Paul La Farge writes: In A History of Reading, the Canadian novelist and essayist Alberto Manguel describes a remarkable transformation of human consciousness, which took place around the 10th century A.D.: the advent of silent reading. Human beings have been reading for thousands of years, but in antiquity, the normal thing was to read aloud. When Augustine (the future St. Augustine) went to see his teacher, Ambrose, in Milan, in 384 A.D., he was stunned to see him looking at a book and not saying anything. With the advent of silent reading, Manguel writes,
… the reader was at last able to establish an unrestricted relationship with the book and the words. The words no longer needed to occupy the time required to pronounce them. They could exist in interior space, rushing on or barely begun, fully deciphered or only half-said, while the reader’s thoughts inspected them at leisure, drawing new notions from them, allowing comparisons from memory or from other books left open for simultaneous perusal.
To read silently is to free your mind to reflect, to remember, to question and compare. The cognitive scientist Maryanne Wolf calls this freedom “the secret gift of time to think”: When the reading brain becomes able to process written symbols automatically, the thinking brain, the I, has time to go beyond those symbols, to develop itself and the culture in which it lives.
A thousand years later, critics fear that digital technology has put this gift in peril. The Internet’s flood of information, together with the distractions of social media, threaten to overwhelm the interior space of reading, stranding us in what the journalist Nicholas Carr has called “the shallows,” a frenzied flitting from one fact to the next. In Carr’s view, the “endless, mesmerizing buzz” of the Internet imperils our very being: “One of the greatest dangers we face,” he writes, “as we automate the work of our minds, as we cede control over the flow of our thoughts and memories to a powerful electronic system, is … a slow erosion of our humanness and our humanity.”
There’s no question that digital technology presents challenges to the reading brain, but, seen from a historical perspective, these look like differences of degree, rather than of kind. To the extent that digital reading represents something new, its potential cuts both ways. Done badly (which is to say, done cynically), the Internet reduces us to mindless clickers, racing numbly to the bottom of a bottomless feed; but done well, it has the potential to expand and augment the very contemplative space that we have prized in ourselves ever since we learned to read without moving our lips. [Continue reading…]
The idea that the ancients could not read silently is apparently a myth, and Manguel is not credible.
http://www.theguardian.com/books/2006/jul/29/featuresreviews.guardianreview27
“…I consulted Alberto Manguel’s A History of Reading … Manguel believes that the passage in Augustine is “the first definite instance [of silent reading] recorded in western literature”. He is well aware of the evidence to the contrary, but he finds it unconvincing. Thus Manguel: “According to Plutarch, Alexander the Great read letter from his mother in silence in the fourth century BC, to the bewilderment of his soldiers.” [My italics.] But these bewildered soldiers are Manguel’s importation. They have been brought into the story in order to make it seem exceptional.

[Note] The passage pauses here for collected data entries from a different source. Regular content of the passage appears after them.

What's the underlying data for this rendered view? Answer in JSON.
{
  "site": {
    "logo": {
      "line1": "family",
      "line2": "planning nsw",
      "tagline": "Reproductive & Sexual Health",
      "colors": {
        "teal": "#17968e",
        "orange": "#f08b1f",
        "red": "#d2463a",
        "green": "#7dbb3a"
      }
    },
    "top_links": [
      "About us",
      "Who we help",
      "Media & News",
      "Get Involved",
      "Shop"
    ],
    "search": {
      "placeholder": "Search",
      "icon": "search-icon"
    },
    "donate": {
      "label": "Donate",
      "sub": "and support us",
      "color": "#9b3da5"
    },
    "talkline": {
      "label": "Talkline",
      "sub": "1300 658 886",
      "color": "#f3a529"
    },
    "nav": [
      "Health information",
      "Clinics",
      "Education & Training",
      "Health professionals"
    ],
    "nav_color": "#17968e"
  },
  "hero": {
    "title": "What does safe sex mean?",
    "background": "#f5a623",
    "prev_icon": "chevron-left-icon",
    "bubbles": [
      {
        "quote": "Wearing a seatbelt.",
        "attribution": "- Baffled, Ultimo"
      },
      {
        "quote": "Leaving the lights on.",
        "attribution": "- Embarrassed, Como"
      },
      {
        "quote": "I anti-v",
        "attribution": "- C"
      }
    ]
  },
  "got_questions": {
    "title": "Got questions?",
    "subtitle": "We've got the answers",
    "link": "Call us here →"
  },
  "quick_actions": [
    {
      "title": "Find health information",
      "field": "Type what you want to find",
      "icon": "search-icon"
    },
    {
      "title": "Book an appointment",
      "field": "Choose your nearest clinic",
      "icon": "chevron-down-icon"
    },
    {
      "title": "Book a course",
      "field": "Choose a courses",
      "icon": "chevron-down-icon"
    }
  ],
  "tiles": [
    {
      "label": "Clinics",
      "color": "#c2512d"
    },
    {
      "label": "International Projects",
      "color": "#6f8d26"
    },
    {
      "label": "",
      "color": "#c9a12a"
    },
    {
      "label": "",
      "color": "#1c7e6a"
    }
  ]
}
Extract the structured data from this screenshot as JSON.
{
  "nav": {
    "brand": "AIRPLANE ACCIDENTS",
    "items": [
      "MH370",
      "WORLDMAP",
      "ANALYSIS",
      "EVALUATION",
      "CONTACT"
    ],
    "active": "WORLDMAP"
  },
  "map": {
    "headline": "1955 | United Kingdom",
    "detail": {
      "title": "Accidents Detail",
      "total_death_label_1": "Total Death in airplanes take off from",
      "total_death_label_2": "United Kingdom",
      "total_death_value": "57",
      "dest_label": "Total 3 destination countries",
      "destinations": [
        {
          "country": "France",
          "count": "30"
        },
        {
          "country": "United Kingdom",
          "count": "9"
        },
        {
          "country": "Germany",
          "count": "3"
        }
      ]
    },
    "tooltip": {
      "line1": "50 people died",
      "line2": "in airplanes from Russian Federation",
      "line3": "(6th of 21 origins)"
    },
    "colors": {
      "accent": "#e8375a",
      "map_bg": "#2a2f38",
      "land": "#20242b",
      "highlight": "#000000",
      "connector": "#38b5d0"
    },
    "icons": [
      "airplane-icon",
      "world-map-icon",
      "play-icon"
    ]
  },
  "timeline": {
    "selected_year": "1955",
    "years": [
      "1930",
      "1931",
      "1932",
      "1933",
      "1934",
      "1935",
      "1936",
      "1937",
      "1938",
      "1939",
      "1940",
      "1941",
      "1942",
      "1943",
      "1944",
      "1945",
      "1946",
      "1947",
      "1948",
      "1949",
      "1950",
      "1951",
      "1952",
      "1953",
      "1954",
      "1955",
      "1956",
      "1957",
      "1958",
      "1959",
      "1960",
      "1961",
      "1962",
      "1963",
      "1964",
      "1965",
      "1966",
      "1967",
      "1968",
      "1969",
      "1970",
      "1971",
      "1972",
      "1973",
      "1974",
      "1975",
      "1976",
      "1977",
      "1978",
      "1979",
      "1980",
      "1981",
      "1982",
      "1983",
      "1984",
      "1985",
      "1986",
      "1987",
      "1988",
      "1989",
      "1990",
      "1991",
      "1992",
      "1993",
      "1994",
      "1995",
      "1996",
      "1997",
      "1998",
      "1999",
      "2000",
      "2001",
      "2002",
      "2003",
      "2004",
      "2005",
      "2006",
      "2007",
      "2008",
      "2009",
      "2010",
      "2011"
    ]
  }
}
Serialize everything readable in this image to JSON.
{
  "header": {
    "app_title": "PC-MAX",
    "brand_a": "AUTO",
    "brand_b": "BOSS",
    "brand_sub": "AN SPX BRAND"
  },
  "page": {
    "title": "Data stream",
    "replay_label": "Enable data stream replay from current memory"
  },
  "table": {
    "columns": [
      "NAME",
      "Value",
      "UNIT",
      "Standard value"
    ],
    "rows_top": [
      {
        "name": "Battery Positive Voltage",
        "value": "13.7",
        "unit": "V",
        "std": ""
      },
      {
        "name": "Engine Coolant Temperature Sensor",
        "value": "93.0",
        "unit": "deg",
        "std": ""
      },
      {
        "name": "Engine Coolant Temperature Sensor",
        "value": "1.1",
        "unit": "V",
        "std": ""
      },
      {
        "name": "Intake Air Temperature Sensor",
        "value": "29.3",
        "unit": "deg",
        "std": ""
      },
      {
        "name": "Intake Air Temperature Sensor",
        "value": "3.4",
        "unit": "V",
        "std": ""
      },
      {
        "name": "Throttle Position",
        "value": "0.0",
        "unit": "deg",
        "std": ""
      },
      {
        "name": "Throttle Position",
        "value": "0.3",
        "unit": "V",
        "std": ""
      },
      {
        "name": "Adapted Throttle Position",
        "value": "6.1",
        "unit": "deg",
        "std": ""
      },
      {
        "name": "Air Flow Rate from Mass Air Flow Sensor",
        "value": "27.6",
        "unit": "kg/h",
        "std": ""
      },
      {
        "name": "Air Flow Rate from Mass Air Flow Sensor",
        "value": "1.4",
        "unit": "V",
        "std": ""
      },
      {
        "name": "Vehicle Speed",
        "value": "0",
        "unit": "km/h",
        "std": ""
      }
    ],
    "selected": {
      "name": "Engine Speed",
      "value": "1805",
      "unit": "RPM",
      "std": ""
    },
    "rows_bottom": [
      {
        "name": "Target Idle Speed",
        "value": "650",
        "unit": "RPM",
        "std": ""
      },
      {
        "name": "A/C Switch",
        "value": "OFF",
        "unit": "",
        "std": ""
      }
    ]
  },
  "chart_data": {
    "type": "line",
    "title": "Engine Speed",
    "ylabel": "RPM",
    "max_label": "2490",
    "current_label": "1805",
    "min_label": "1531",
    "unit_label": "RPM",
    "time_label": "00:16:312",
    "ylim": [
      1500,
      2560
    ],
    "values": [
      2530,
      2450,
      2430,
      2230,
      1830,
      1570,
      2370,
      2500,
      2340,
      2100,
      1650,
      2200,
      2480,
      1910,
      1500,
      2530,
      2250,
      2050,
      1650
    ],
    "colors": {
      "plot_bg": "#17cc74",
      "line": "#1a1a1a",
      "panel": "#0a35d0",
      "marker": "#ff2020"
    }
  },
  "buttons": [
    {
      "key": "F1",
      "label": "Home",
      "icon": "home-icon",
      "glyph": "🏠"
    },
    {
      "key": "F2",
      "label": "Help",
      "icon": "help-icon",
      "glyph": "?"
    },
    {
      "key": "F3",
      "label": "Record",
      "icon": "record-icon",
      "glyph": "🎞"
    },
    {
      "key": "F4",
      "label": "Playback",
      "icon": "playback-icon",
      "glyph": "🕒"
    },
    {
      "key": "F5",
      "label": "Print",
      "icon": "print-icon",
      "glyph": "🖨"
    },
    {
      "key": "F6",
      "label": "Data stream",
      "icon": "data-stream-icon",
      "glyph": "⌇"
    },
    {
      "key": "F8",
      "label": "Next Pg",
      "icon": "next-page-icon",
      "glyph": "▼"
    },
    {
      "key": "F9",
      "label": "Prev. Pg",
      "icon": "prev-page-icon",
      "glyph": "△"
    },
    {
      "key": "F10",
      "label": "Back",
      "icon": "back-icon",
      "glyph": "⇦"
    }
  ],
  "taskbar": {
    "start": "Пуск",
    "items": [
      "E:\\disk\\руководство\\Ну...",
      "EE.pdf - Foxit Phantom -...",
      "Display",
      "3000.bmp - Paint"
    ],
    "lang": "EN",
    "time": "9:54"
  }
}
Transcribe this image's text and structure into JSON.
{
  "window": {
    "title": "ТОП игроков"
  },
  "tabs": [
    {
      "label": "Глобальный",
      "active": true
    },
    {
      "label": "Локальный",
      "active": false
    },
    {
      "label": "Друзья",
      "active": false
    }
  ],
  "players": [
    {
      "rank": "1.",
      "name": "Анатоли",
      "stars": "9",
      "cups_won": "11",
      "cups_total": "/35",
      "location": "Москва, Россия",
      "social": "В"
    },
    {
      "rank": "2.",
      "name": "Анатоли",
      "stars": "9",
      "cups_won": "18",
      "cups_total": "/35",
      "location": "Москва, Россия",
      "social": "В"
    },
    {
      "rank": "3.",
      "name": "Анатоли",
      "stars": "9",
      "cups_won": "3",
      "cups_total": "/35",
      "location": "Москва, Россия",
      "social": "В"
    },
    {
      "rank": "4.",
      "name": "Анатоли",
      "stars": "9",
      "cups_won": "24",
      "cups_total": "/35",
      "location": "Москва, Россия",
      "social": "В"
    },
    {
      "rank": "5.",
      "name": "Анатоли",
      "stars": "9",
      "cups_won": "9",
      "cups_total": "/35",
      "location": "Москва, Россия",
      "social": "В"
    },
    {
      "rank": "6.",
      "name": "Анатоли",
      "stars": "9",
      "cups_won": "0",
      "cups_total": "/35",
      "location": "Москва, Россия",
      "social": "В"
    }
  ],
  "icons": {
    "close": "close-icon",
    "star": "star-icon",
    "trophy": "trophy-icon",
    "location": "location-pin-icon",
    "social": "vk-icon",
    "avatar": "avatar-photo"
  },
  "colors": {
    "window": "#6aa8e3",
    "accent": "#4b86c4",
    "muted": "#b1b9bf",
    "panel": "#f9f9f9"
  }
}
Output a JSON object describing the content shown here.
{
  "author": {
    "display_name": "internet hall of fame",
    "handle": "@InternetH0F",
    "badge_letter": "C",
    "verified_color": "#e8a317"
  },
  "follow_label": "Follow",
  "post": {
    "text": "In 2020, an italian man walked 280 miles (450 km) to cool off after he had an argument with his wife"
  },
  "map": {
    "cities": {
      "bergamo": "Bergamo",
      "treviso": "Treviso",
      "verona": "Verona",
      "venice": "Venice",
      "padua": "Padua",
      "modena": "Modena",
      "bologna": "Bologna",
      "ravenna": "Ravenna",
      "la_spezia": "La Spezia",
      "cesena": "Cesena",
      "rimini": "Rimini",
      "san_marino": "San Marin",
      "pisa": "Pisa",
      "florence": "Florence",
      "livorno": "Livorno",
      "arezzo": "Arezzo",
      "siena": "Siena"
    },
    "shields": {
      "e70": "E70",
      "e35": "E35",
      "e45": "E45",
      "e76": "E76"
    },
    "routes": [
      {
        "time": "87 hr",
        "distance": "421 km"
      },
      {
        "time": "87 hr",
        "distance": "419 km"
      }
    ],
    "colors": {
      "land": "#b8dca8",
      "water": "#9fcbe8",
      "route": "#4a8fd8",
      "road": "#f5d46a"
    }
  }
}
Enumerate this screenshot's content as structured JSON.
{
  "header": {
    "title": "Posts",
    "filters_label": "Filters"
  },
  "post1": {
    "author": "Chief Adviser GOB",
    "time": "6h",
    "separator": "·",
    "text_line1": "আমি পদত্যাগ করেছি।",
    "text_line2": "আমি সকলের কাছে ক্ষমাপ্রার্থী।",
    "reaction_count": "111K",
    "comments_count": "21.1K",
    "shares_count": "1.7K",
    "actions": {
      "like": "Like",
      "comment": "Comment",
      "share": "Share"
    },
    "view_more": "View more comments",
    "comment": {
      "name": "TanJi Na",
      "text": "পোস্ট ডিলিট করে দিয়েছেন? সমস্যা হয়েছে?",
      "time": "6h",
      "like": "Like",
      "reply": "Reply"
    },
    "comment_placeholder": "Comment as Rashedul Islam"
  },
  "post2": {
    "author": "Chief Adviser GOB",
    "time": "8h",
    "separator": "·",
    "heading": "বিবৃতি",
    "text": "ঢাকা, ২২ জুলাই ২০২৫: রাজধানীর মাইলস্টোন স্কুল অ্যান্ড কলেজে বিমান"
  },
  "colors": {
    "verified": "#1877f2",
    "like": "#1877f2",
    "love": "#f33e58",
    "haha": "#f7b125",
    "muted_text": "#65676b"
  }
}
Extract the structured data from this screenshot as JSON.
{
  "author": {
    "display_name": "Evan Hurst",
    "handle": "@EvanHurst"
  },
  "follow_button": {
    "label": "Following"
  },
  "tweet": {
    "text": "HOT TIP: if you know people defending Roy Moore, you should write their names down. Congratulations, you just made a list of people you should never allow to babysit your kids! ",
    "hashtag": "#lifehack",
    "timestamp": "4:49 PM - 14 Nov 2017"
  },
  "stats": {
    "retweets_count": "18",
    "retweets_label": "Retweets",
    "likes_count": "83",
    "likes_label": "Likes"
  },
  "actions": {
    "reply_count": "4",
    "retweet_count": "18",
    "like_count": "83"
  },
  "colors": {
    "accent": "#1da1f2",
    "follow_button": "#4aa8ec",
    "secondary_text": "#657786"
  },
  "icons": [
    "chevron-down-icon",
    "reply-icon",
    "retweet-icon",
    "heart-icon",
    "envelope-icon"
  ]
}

Manguel shamelessly fudges the argument…”
It seems to me that there might be several shades to this story. Even if Manguel is constructing a dramatic flourish to his argument by portraying silent reading as a discovery, it might well be the case that in antiquity, reading aloud was the rule and reading silently the exception — thus the exceptions would be noteworthy and merit being referenced in a text. Moreover, I think he might be onto something in suggesting that at some point there was a historical shift in which the reader acquired a more dynamic relationship with the text.
A lot of ancient texts were written in chantable form and the rhythmical form of the text is largely lost if they are read in silence. The metric form and the physical text serve as a kind of “backup file” because the words are meant to be imprinted in memory.
I studied for a number of years in an oral tradition where this method was central and the memorization involved the practitioners reading out loud.
Text that gets treated in this way is invested with unshakable authority and thus it’s not the business of the reader to re-write it in his or her head.
Even now, I would say that the power of the written word is such that people have a tendency to believe what they see in print — thus the bountiful exchange of “facts” that get circulated around the interwebs which so rarely carry with them the citation of a solid source.
Myths, on the other hand, are worth reflecting on without applying a simple binary test: true or false.
To engage the world on the basis of the things one wants to knock down seems like a rather miserable way of living.